Vous ne vous rendez vraiment pas compte de ce qui nous arrive. Quand je parle avec des jeunes de ma génération, ceux qui ont deux ou trois ans de plus ou de moins que moi, ils disent tous la même chose : on n’a plus le rêve de fonder une famille, d’avoir des enfants, un métier, des idéaux comme vous l’aviez quand vous étiez adolescents. Tout ça, c’est fini, parce qu’on est convaincu qu’on est la dernière génération ou une des dernières générations avant la fin. »

Génération d’une extrême démoralisation. Arendt pourrait parler de désolation. Florian ne voit aucun avenir possible dans le devenir pour sa génération et donc l’espèce humaine. Il formule en termes clairs, simples et terrifiants ce que tout le monde pense et refoule sauf certains qui en viennent aux actes : précipiter un avion contre des tours à New York, un camion sur une promenade ou un marché de Noël bondés, tuer des lycéens à Colombine, tuer des dizaines de jeunes rassemblés sur une ile en Norvège, tuer des dessinateurs, des spectateurs par dizaines à Paris, se faire sauter dans les métros de Madrid, Londres, et en bien d’autres endroits du monde.

Aujourd’hui, en pleine pandémie, dans la lignée de ce qu’écrivait en 2016 Stiegler – lorsqu’il publiait La disruption, comment ne pas devenir fou ? – l’accumulation de calamités qui accablent les femmes et les hommes depuis le début du XXIe siècle, combinée à l’exténuation de toute forme de volonté, donne à chacun de nous toutes raisons de croire que le monde court à sa perte, et ce, à très brève échéance.

Comment est-il possible au moment où chacun sait que l’humanité et la vie en général sont menacées par la folie qui gouverne le monde actuel avec la bêtise systémique, que personne ne paraisse être en mesure de créer les conditions d’une bifurcation radicale ?
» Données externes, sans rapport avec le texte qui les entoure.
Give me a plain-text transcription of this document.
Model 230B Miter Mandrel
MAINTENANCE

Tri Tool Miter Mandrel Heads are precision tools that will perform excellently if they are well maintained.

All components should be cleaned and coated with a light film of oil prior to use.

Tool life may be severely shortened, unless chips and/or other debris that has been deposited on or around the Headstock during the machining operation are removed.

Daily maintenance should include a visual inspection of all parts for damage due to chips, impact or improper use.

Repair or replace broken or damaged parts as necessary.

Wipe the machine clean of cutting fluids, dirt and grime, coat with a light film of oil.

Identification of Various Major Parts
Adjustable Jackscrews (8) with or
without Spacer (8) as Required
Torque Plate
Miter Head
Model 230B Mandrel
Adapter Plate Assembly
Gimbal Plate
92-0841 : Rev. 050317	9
 Cela passe, selon Stiegler, par la prise en compte de la radicalité de la disruption, proposée par ceux qui s’appellent eux-mêmes les nouveaux barbares, du point de vue d’une nouvelle puissance publique telle qu’elle permette de faire époque à nouveau.

Stiegler rappelle dans La Disruption qu’il a tenté, dès son premier livre La technique et le temps, de penser ce qu’est une époque à travers ce que les philosophes appellent l’épokhè. Ce mot grec désigne à la fois « une période temps, une ère, une époque » et ce qui constitue un « arrêt », une « interruption », une « suspension du jugement », un « état de doute ».

L’épokhè, devenu un terme du vocabulaire philosophique avec les Stoïciens et les Sceptiques, fut réactivé et mis au cœur de la phénoménologie par Edmund Husserl au début du XXe siècle.

Stiegler, après tout un cheminement philosophique, pose que l’épokhè, telle qu’elle est à l’origine d’une conversion du regard, d’un changement de la façon de penser, résulte toujours du bouleversement issu d’un changement de système technique[2]

Un changement de système technique engendre toujours d’abord un désajustement entre lui les systèmes sociaux qui étaient ajustés au système précédent et formaient, en cela, une époque, mais où, comme système technique, il s’oubliait, disparaissant dans la quotidienneté comme l’eau échappe aux yeux du poisson en étant son « élément ».

 Pour faire époque, un changement de système technique doit s’accompagner de l’émergence de nouvelles formes de pensée, se traduire par des courants religieux, scientifiques et politiques, des mœurs et des styles, de nouvelles institutions et organisations sociales, de changements dans l’éducation, le droit, dans les formes du pouvoir et dans les fondements mêmes des savoirs : savoirs conceptuels, savoir-faire, savoir-vivre

Cette épokhè des savoirs comme formes de vie et de pensée ne se produit que dans un second temps.

Ce second temps est, par exemple, tout à fait visible dans l’analyse historiale et existentiale de l’époque moderne menée par Hannah Arendt dans le dernier chapitre de Condition de l’homme moderne.

Le changement politique de monde, qu’Arendt fait remonter aux explosions atomiques, puisqu’avec la double expérience de la domination totale et de l’anéantissement nucléaire nous sommes entrés dans un monde acosmique n’ayant plus le souci de sa survie, n’a pas été accompagné de la formation d’une nouvelle époque. Le fait nucléaire, malgré les travaux de penseurs comme, par exemple, Karl Jaspers et Gunther Anders, n’a pas entrainé de véritables changements dans les formes de vie et de pensée, malgré les trois accidents majeurs du nucléaire civil : Three Miles Island (1979, États-Unis), Tchernobyl (1986, URSS) et Fukushima (2011, Japon).  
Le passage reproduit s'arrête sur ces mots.